Holly's boyfriend and his cretin pals show up in their mobile home and park it in the woods, undoubtedly so the rest of the residents of Nilbog won't be awakened by their lusty cries of ecstasy during the night. One of the friends named Arnold goes outside the camper to smoke, sees a pretty girl running through the woods, starts chasing her, and gets a spear thrown into him by some marauding goblins. Arnold and the girl decide the best place for them to hide from the goblins would a nearby ominous, gothic, scary house, so they go in and get molested by a Druid lady. The woman playing the Druid is one of the most embarrassing examples of overacting in the history of modern film. She stretches out every vowel to approximately four hours in length, wildly gesticulates as if she were petting electric dogs, and forces her eyes open to the point of looking as if dinner plates were lodged in her forehead. She offers her guests a couple mugs full of dry ice and lime Jello, which they drink. This causes the girl to turn into a lump of slime and Arnold to transform in a tree (a tree that sweats dishwashing detergent). Drew, another one of the fools in the trailer, decides to run to town and get some milk. Oh, the wild and crazy kids these days, what will they do next? On the way to the general store, Drew is given a ride by Sheriff Freak, the law authority of Nilbog. Sheriff Freak (that's really his name, I swear) gives the kid a green sandwich and he immediately eats. The kid is dropped off by the sheriff, buys some milk, and then runs into the Druid's house to hang out with his buddy Arnold, who is still a mlant. I think he ends up being killed or something, I don't remember. It's not very crucial to the plot, all the kids were just cannon fodder anyway.

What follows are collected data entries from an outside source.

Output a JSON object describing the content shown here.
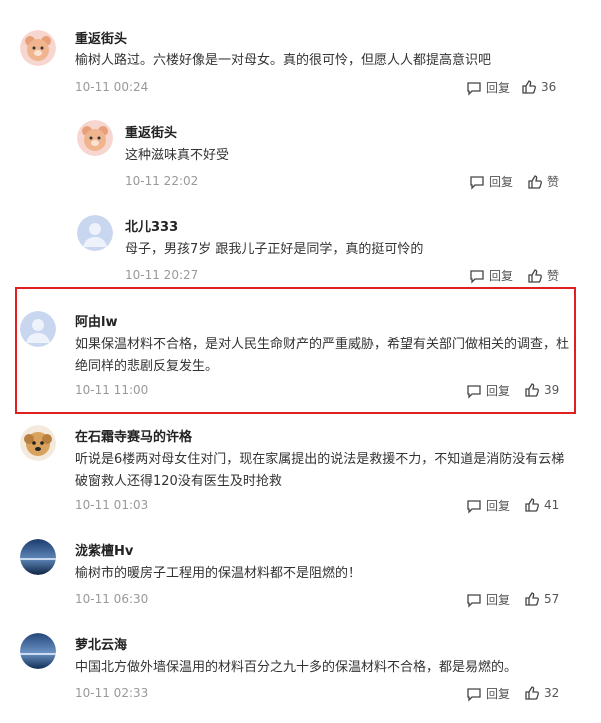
{
  "comments": [
    {
      "name": "重返街头",
      "text": "榆树人路过。六楼好像是一对母女。真的很可怜，但愿人人都提高意识吧",
      "time": "10-11 00:24",
      "reply": "回复",
      "likes": "36",
      "avatar": "bear-avatar"
    },
    {
      "name": "重返街头",
      "text": "这种滋味真不好受",
      "time": "10-11 22:02",
      "reply": "回复",
      "likes": "赞",
      "avatar": "bear-avatar"
    },
    {
      "name": "北儿333",
      "text": "母子，男孩7岁 跟我儿子正好是同学，真的挺可怜的",
      "time": "10-11 20:27",
      "reply": "回复",
      "likes": "赞",
      "avatar": "default-avatar"
    },
    {
      "name": "阿由lw",
      "text_line1": "如果保温材料不合格，是对人民生命财产的严重威胁，希望有关部门做相关的调查，杜",
      "text_line2": "绝同样的悲剧反复发生。",
      "time": "10-11 11:00",
      "reply": "回复",
      "likes": "39",
      "avatar": "default-avatar"
    },
    {
      "name": "在石霜寺赛马的许格",
      "text_line1": "听说是6楼两对母女住对门，现在家属提出的说法是救援不力，不知道是消防没有云梯",
      "text_line2": "破窗救人还得120没有医生及时抢救",
      "time": "10-11 01:03",
      "reply": "回复",
      "likes": "41",
      "avatar": "dog-avatar"
    },
    {
      "name": "泷紫檀Hv",
      "text": "榆树市的暖房子工程用的保温材料都不是阻燃的！",
      "time": "10-11 06:30",
      "reply": "回复",
      "likes": "57",
      "avatar": "landscape-avatar"
    },
    {
      "name": "萝北云海",
      "text": "中国北方做外墙保温用的材料百分之九十多的保温材料不合格，都是易燃的。",
      "time": "10-11 02:33",
      "reply": "回复",
      "likes": "32",
      "avatar": "landscape-avatar"
    }
  ],
  "colors": {
    "highlight": "#e02020",
    "name": "#222222",
    "text": "#333333",
    "time": "#999999"
  }
}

Jonathan stumbles upon the evil goblin church, which is actually the director's unfurnished basement, and gets captured by them (the goblins, not the director). They try to make him eat evil Nilbog ice cream, but his dad shows up and scares them away by threatening to call their parents and tell them that their kids are dressing up in goblin costumes and making lame movies when they should be studying for school. Grandpa Seth, who took time out of his busy schedule of "being dead", shows up and hands Jonathan a Molotov cocktail so he can blow up the goblins, which surround his family and chase them into their house. Well, they don't really chase them, they just stand in place while the family runs away. The goblins surround the house (by standing in place) and throw bags of sandwiches onto the porch, which I assume is how goblins traditionally attack their enemies. There's a scene placed in the movie around this point which involves some kid and the Druid eating corn together (which explodes and turns into popcorn), but I'm not going to bring it up because even mentioning it makes my brain hemorrhage. Oh wait, too lateeeesahhf0940945y9h)$))

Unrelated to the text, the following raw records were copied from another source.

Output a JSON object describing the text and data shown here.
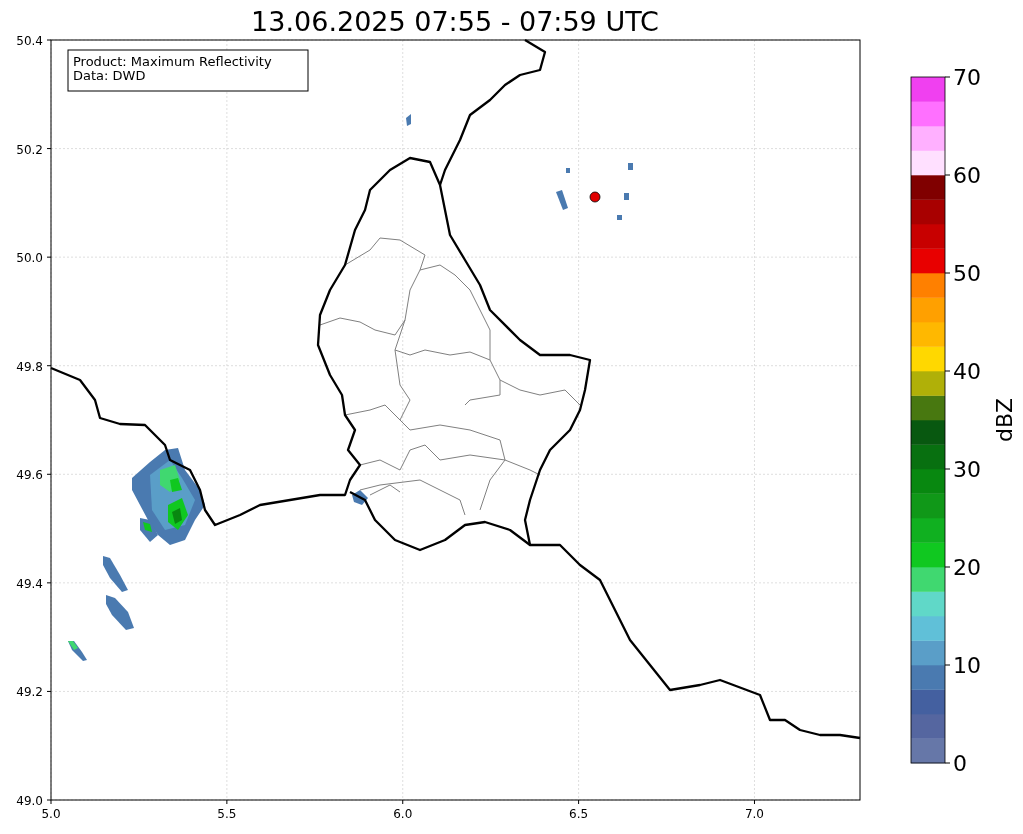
{
  "title": "13.06.2025 07:55 - 07:59 UTC",
  "info_box": [
    "Product: Maximum Reflectivity",
    "Data: DWD"
  ],
  "map": {
    "xticks": [
      "5.0",
      "5.5",
      "6.0",
      "6.5",
      "7.0"
    ],
    "yticks": [
      "50.4",
      "50.2",
      "50.0",
      "49.8",
      "49.6",
      "49.4",
      "49.2",
      "49.0"
    ]
  },
  "colorbar": {
    "label": "dBZ",
    "ticks": [
      "70",
      "60",
      "50",
      "40",
      "30",
      "20",
      "10",
      "0"
    ],
    "levels": [
      {
        "color": "#6677a8"
      },
      {
        "color": "#5566a0"
      },
      {
        "color": "#4460a0"
      },
      {
        "color": "#4a7ab0"
      },
      {
        "color": "#5a9ec8"
      },
      {
        "color": "#60c0d8"
      },
      {
        "color": "#60d8c8"
      },
      {
        "color": "#40d870"
      },
      {
        "color": "#10c820"
      },
      {
        "color": "#10b020"
      },
      {
        "color": "#109818"
      },
      {
        "color": "#088810"
      },
      {
        "color": "#087010"
      },
      {
        "color": "#085810"
      },
      {
        "color": "#487810"
      },
      {
        "color": "#b0b008"
      },
      {
        "color": "#ffd800"
      },
      {
        "color": "#ffb800"
      },
      {
        "color": "#ffa000"
      },
      {
        "color": "#ff8000"
      },
      {
        "color": "#e80000"
      },
      {
        "color": "#c80000"
      },
      {
        "color": "#a80000"
      },
      {
        "color": "#800000"
      },
      {
        "color": "#ffe0ff"
      },
      {
        "color": "#ffb0ff"
      },
      {
        "color": "#ff70ff"
      },
      {
        "color": "#f040f0"
      }
    ]
  }
}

Eventually Jonathan and his family hold a seance to summon the spirit of dead ol' Grandpa Seth, and Jonathan mysteriously appears in the Druid's house. I don't know how, he just teleports there or something. He and Grandpa Seth attempt to kill the entire goblin race by touching the "Stonehenge Magic Stone" (I'm not making that name up), but it doesn't work. I though it might be more effective if they just pushed the damn foam rock over onto the Druid lady, but apparently that wasn't a valid option. The goblins storm into the house and make menacing gestures at the kid, but he repels them by taking a bite out of a bologna sandwich that he had in his backpack. Yes, the movie is that stupid. Soon the rest of Jonathan's family shows up, they all touch the Stonehenge Magic Stone of Magical Stonehenge Stone Magic and the goblins all explode and fall over railings. Everything goes back to normal, the family goes home, and the mom gets eaten by goblins (in order to leave the door open for "Troll 3", which will probably be about mutant giraffes or something).

In case you didn't notice, Troll 2 is a very, very, very bad movie. Is so damned bad that there isn't even a single fucking troll anywhere in the film. They manage to pack every bad and embarrassing "sub b-movie" cliché into one mindless piece of electronic urine. None of the characters exhibit anything that could even remotely be called "human traits", and the retards in goblin masks act more like people than the actual actors do. Move over, "Feeders 2", there's a new king in town.